Snow Flower and the Secret Fan is primarily a story about the lifelong friendship between two women, Lily and Snow Flower. Probably the best thing about this book is the research that evidently went into the author's depiction of the setting--rural villages in 19th century China--and culture. I did learn some things from it. The story takes place very much within the limitations of the times, with the author taking great pains to create authentic characters. Cultural relativists will love this book: the characters are presented as people of that time and place might have been, and as the narrator, Lily rarely questions her society's underlying assumptions. The most obvious, although certainly not the only, example of this is her attitude toward footbinding (which is described in detail): Lily's told that this is necessary to make a good marriage, and fully accepts that belief, going on as a mother to bind her daughter's feet. See trusts that readers can do without a character pointing out all the problems with these beliefs, which does create a much more authentic setting and cast of characters.
And there were aspects of the book's treatment of the women's friendship that I liked. Often stories about friendship or sisterhood will feature a relationship that's just perfect until one character gets involved with the other's man, but that cliché is nowhere to be found here: instead, the problems in Lily and Snow Flower's relationship arise from the women themselves. So, although their lives are entirely alien to me, there was more I could relate to here than in some modern books about women's friendships.
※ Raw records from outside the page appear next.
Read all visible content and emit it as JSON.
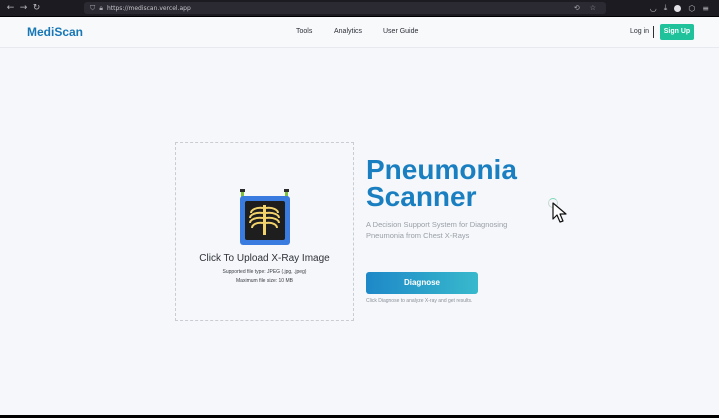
{
  "browser": {
    "url": "https://mediscan.vercel.app",
    "back_icon": "back-arrow-icon",
    "forward_icon": "forward-arrow-icon",
    "reload_icon": "reload-icon"
  },
  "header": {
    "logo": "MediScan",
    "nav": [
      "Tools",
      "Analytics",
      "User Guide"
    ],
    "login": "Log in",
    "signup": "Sign Up"
  },
  "upload": {
    "title": "Click To Upload X-Ray Image",
    "supported": "Supported file type: JPEG (.jpg, .jpeg)",
    "max_size": "Maximum file size: 10 MB",
    "icon": "xray-icon"
  },
  "hero": {
    "title_line1": "Pneumonia",
    "title_line2": "Scanner",
    "description": "A Decision Support System for Diagnosing Pneumonia from Chest X-Rays",
    "button": "Diagnose",
    "hint": "Click Diagnose to analyze X-ray and get results."
  },
  "colors": {
    "brand": "#1877b5",
    "signup": "#1fc29a",
    "title": "#1a7fc0"
  }
}
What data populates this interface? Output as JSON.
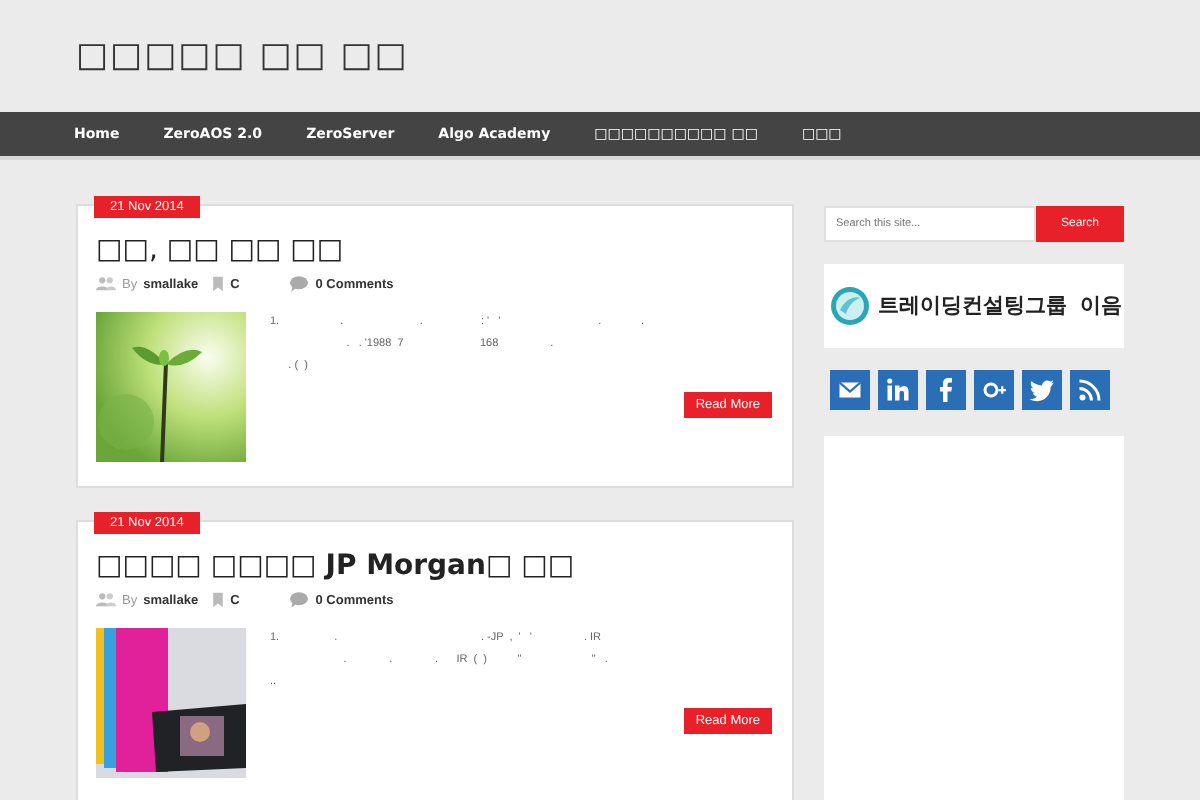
{
  "site_title": "□□□□□ □□ □□",
  "nav": [
    {
      "label": "Home"
    },
    {
      "label": "ZeroAOS 2.0"
    },
    {
      "label": "ZeroServer"
    },
    {
      "label": "Algo Academy"
    },
    {
      "label": "□□□□□□□□□□ □□"
    },
    {
      "label": "□□□"
    }
  ],
  "posts": [
    {
      "date": "21 Nov 2014",
      "title": "□□, □□ □□ □□",
      "by": "By",
      "author": "smallake",
      "category": "C",
      "comments": "0 Comments",
      "excerpt": "1.                    .                         .                   : '   '                                .             .\n                         .   . '1988  7                         168                 .\n      . (  )",
      "button": "Read More"
    },
    {
      "date": "21 Nov 2014",
      "title": "□□□□ □□□□ **JP Morgan**□ □□",
      "by": "By",
      "author": "smallake",
      "category": "C",
      "comments": "0 Comments",
      "excerpt": "1.                  .                                               . -JP  ,  '   '                 . IR\n                        .              .              .      IR  (  )          \"                       \"   .\n..",
      "button": "Read More"
    }
  ],
  "sidebar": {
    "search": {
      "placeholder": "Search this site...",
      "button": "Search"
    },
    "banner": "트레이딩컨설팅그룹  이음"
  }
}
But. Sadly, I could never muster the least emotional involvement in this tale. It's a very short book to chronicle a life of 80 years, and it manages this with lots of summarizing, lots of showing rather than telling. I opened to a random page seeking an example, and immediately saw this:
"When I left my natal home four days ago, tears had poured down my face. I was sad, happy and afraid all at the same time. But now, as I sat with Snow Flower on her bed, I saw on her cheeks tears of remorse, guilt, shame, and embarrassment."
And the whole book is like that. The writing style is average at best, and rather than writing scenes that might cause the reader to feel for the characters, See simply identifies the characters' emotions and moves on. The characters lack vibrancy; they remain characters in a tale, never seeming lifelike. Furthermore, for a story that's so much about daily life, there's no real effort to immerse the reader in Lily's life. The book focuses on her friendship with Snow Flower to the exclusion of almost everything else. Early on, we see Lily's older sister, who's having a hard time in her marriage.... and we never learn how that turns out, because the sister never appears again. Lily's older brother gets married while Lily is still at home, and given the way these characters live (the women spend almost all their days together in the upstairs chamber) one would think the sister-in-law would be an important part of her life--but the book doesn't even mention that he's married until making some reference, in passing, to his wife and son. Wait a minute, there's a son too? Wouldn't that be a big deal in this house? But in the end, I don't think See really wants to immerse the reader in the characters' lives; she wants to summarize Lily's relationship with Snow Flower, and the quicker the better.
In the end, I didn't even cry at the dramatized death scenes. And I almost always cry at dramatized death scenes of major characters.
I can see that a lot of people loved this book, which I find rather perplexing since to me, there was not much here to grab onto. I much prefer Alma Alexander's The Secrets of Jin-Shei, a historical-fantasy take on the women's language of nu shu and the sworn bonds between women in ancient China. For all its faults, Jin-Shei is an ambitious, passionate, tragic book; Snow Flower and the Secret Fan might be more realistic, but it left me cold.